Donald Trump Jnr announced this week that his new book-shaped object, due out in the autumn, was Triggered: How the Left Thrives on Hate and Wants to Silence Us. That might seem a bit snowflakey coming from someone whose racist dad is literally the president, but how did “triggered” acquire the sense of “emotionally distraught”?

The word “trigger” for the lever of a gun or trap was originally spelled “tricker”, and came from the Dutch trekken, to pull. From 1930 “to trigger” an event, idea, or action was to act as a catalyst for it. In 1977, the American jazz cornet player Jimmy McPartland explained: “Before I improvise, I just listen, and that triggers me.” He did not mean that what he heard upset him so much he had to run from the room.
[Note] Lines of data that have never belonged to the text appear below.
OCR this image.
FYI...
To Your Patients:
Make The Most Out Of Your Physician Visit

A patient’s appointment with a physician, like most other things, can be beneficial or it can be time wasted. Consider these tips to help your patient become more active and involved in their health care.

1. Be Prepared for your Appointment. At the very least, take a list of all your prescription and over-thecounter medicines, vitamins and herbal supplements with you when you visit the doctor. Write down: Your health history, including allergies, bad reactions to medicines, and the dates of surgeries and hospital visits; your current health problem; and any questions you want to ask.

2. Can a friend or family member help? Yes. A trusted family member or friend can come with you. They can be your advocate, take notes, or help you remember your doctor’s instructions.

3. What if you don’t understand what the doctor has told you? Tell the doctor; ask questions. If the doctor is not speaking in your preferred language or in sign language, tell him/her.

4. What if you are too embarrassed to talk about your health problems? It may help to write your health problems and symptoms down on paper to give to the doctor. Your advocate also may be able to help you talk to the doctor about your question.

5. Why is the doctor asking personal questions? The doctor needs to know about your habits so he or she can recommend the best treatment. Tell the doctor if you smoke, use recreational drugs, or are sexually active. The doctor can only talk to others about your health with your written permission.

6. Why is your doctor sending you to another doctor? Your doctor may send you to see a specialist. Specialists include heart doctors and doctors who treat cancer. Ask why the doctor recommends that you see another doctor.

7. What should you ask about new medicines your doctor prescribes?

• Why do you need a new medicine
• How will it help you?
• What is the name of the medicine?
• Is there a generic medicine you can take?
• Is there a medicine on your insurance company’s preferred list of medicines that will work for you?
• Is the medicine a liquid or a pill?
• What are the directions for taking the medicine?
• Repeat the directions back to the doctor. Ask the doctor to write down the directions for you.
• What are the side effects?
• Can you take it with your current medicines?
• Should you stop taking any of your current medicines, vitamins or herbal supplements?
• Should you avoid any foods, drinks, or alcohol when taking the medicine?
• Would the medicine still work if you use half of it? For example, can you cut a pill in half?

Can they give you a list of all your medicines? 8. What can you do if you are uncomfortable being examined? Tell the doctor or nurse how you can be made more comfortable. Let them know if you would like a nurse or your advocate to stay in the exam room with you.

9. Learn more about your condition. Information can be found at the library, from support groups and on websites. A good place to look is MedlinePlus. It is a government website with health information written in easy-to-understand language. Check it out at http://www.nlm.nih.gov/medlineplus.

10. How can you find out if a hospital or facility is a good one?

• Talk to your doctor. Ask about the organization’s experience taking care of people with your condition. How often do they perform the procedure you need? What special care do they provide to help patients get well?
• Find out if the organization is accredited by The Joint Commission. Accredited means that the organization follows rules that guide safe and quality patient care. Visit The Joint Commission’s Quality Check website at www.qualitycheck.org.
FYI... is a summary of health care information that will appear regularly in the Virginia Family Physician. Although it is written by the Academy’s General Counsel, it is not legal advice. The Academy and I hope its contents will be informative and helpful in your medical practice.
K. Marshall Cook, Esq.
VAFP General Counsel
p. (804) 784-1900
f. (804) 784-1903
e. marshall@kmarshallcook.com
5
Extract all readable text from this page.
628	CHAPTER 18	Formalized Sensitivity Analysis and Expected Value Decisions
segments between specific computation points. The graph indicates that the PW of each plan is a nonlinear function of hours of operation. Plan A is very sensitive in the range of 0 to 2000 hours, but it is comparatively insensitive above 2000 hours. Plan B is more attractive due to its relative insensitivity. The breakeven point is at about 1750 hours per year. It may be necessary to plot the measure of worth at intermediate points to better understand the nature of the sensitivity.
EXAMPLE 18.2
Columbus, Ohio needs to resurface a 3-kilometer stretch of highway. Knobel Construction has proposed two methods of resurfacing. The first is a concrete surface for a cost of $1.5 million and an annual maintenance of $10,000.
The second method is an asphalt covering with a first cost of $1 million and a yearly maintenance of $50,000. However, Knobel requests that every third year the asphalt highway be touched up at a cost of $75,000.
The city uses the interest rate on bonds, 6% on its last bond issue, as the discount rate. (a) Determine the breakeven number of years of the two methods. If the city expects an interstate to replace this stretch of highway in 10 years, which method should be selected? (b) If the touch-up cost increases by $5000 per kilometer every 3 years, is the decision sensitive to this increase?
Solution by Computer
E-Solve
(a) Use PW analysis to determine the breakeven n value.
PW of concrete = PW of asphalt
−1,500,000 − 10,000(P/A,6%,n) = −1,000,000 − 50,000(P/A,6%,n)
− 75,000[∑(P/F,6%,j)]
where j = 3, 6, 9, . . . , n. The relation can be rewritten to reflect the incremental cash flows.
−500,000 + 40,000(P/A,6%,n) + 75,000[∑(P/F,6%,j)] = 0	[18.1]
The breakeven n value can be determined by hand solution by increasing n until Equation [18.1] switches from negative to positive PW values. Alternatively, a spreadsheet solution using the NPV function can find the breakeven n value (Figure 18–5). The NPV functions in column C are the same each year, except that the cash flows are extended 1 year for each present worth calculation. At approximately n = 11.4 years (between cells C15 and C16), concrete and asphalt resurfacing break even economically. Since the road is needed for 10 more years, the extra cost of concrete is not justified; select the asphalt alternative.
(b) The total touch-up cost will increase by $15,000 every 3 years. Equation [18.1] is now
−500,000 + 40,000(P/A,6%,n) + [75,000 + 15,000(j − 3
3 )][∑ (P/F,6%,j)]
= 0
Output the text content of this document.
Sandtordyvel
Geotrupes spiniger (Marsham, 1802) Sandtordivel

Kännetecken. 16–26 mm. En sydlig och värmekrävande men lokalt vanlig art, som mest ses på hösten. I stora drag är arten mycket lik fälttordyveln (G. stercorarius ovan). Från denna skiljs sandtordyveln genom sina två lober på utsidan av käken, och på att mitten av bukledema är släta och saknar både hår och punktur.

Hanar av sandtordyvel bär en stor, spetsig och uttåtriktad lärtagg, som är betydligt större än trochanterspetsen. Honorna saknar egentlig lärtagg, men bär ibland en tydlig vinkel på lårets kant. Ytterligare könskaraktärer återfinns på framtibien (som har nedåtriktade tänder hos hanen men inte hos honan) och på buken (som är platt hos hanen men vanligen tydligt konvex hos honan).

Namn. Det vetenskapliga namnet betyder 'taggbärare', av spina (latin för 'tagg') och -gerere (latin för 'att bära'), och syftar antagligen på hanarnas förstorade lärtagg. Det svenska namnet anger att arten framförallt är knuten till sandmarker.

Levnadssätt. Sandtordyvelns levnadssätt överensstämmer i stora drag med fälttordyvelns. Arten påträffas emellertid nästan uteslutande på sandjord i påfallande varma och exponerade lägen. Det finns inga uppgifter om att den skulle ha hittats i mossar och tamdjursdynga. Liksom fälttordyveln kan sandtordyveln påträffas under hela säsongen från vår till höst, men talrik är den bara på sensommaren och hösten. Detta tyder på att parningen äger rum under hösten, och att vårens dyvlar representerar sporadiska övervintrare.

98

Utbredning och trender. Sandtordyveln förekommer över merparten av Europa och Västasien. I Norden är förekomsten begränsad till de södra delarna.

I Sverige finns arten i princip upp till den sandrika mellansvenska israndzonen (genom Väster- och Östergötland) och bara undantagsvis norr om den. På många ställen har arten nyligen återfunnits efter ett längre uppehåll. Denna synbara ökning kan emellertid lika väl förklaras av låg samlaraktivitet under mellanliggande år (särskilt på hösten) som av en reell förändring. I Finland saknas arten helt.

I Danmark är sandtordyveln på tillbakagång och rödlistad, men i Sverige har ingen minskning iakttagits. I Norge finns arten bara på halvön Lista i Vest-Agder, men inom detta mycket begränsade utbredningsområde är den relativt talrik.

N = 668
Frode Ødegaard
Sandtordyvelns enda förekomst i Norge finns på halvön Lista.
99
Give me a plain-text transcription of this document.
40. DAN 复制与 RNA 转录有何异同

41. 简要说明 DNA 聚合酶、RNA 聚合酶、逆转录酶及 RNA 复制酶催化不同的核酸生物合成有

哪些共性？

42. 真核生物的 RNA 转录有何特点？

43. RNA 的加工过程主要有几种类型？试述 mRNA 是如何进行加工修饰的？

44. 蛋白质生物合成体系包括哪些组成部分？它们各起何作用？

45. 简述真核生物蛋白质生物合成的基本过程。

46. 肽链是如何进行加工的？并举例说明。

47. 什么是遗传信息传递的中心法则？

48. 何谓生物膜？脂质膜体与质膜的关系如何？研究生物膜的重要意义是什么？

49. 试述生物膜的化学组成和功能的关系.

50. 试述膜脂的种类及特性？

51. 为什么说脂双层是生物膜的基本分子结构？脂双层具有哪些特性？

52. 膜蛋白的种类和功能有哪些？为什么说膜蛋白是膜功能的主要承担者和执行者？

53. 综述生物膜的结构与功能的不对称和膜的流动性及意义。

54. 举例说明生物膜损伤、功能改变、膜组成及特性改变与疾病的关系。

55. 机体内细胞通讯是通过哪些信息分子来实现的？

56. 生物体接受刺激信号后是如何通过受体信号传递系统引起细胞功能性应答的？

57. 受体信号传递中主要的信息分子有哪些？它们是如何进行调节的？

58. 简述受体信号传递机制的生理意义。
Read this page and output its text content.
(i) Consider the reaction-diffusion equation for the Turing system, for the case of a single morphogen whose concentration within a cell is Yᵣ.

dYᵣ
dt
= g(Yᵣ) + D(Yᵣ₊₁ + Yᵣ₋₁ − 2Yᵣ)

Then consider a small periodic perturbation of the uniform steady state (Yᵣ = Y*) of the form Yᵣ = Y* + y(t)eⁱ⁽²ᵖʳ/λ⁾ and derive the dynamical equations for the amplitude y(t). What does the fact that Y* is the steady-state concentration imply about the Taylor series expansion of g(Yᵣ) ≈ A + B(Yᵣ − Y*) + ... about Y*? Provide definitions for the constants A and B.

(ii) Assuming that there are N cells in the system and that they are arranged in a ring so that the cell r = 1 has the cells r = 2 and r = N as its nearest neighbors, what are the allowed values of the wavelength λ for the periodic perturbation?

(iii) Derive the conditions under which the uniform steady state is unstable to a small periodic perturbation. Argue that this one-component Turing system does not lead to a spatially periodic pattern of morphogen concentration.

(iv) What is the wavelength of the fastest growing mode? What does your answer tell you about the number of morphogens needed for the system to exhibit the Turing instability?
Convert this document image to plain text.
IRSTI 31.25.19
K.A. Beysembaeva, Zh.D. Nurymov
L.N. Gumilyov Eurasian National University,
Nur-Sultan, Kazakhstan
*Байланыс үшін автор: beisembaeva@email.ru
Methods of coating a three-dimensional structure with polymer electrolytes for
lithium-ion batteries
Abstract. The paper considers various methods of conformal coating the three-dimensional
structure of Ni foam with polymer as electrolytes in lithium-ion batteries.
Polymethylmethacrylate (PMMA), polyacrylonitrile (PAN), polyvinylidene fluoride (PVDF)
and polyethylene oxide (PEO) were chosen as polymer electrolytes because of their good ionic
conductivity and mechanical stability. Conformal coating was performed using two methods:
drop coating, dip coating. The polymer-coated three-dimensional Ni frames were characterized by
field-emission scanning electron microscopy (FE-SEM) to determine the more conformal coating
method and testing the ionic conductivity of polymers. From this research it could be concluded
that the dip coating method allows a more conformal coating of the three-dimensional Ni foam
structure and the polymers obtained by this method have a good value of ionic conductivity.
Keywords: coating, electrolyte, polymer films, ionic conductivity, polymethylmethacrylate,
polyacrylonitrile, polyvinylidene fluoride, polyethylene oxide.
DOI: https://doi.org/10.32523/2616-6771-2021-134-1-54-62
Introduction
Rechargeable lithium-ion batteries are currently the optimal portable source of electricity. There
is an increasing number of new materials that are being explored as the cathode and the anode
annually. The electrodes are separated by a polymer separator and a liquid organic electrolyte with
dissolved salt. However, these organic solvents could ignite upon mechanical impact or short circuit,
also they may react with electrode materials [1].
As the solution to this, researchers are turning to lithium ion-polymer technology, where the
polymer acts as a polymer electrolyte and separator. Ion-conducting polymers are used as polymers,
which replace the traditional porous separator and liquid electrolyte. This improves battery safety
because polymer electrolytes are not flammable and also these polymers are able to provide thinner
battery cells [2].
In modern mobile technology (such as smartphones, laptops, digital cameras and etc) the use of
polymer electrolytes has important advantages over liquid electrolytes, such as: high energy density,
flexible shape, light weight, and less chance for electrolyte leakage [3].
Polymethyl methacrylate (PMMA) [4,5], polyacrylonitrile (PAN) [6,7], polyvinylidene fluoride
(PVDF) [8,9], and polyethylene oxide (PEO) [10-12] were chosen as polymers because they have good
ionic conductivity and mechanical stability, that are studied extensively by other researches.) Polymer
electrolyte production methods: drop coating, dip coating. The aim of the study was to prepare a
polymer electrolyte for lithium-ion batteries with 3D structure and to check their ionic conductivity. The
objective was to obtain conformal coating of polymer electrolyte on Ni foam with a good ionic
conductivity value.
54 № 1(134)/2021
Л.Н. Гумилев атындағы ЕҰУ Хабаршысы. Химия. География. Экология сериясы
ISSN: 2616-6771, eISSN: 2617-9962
In psychology specifically, however, a “trauma trigger” means a stimulus that triggers recall of a traumatic event. Hence the growing popularity of “trigger warnings”, and the modern shorthand that something you are about to read or watch may be “triggering”. American conservatives love to say liberals are too “triggerable”, while doing nothing about the actual triggers on the assault weapons so beloved by US mass killers.